Ethiopian Economics Association (EEA)
Chris Cintron, Ilana Seff, Sarah Baird


In Ethiopia, 9.7 percent of rural and 28.7 percent of small-town children are
wasted and underweight, and undernutrition is responsible for a large
percentage of childhood deaths. We use two waves of panel data, from the
2012 and 2014 Ethiopia Socioeconomic Surveys, to assess the dynamics of
weight-for-height z-score, wasting, weight-for-age z-score, and underweight
among children aged 6-59 months. Ordinary least squares (OLS) and fixed
effects regression models are used to examine the associations of individual,
household, and community factors with each outcome. The cross-sectional
results, which generally parallel previous findings, suggest that child’s sex,
recent illnesses, household assets, and livestock ownership are correlated
with nutritional status.
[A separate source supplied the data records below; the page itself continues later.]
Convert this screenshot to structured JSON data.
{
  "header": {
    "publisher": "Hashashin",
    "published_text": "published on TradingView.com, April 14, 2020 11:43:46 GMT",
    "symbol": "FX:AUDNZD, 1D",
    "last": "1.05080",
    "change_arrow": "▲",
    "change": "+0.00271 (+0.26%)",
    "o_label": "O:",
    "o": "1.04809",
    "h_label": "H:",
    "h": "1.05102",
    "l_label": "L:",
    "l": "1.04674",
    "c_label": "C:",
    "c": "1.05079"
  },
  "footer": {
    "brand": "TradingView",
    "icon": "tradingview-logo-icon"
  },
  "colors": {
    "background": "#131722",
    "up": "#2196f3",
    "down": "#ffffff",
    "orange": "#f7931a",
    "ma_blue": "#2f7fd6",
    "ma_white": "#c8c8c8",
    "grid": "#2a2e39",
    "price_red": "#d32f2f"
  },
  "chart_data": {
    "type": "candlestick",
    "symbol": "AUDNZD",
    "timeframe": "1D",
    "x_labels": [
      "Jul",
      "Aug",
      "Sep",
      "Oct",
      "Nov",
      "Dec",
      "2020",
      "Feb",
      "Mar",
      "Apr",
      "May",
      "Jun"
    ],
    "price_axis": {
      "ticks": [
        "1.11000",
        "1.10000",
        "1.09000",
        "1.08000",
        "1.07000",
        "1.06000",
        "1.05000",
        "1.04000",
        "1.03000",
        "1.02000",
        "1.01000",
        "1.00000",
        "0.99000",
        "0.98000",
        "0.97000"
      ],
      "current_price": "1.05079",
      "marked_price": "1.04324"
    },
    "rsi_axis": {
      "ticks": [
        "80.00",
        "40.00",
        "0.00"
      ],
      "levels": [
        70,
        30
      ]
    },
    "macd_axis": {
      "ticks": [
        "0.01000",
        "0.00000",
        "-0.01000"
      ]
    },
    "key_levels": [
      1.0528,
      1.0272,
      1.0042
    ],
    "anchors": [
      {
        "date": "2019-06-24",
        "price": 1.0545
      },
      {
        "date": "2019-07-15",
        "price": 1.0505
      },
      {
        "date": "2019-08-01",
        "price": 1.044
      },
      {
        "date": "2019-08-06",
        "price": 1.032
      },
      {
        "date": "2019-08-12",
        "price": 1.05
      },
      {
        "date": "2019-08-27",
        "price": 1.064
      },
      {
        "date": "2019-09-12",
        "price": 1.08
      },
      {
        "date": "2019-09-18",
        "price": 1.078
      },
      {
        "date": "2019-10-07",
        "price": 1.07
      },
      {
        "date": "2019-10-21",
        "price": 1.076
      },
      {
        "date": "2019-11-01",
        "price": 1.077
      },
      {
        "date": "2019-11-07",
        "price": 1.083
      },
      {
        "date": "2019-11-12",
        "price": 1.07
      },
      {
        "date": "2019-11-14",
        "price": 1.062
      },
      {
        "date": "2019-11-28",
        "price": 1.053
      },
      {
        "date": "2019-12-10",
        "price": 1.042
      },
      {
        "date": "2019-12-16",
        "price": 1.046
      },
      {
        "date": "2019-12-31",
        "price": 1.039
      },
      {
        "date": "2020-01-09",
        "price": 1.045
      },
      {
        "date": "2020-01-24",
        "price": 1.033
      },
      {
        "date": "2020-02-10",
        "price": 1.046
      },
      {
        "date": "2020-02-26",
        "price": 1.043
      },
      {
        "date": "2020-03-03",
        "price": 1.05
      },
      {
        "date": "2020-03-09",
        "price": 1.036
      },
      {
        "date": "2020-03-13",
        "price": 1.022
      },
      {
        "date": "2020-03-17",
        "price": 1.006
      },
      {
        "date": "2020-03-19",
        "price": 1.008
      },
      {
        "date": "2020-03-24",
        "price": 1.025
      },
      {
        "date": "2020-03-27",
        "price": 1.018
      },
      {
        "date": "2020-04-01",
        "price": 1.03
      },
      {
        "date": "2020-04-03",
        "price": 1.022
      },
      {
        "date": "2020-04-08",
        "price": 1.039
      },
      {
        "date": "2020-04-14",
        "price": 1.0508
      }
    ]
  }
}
However, many associations disappear after
controlling for fixed effects; only recent illness and community access to a
main road are consistently significant determinants of changes in nutrition
status. Thus, changing factors traditionally identified as correlates of
undernutrition may not be enough to improve children’s nutrition. Further
panel analysis, conditional on baseline nutrition status, shows that drivers of
change are asymmetrical—a finding important for policy development.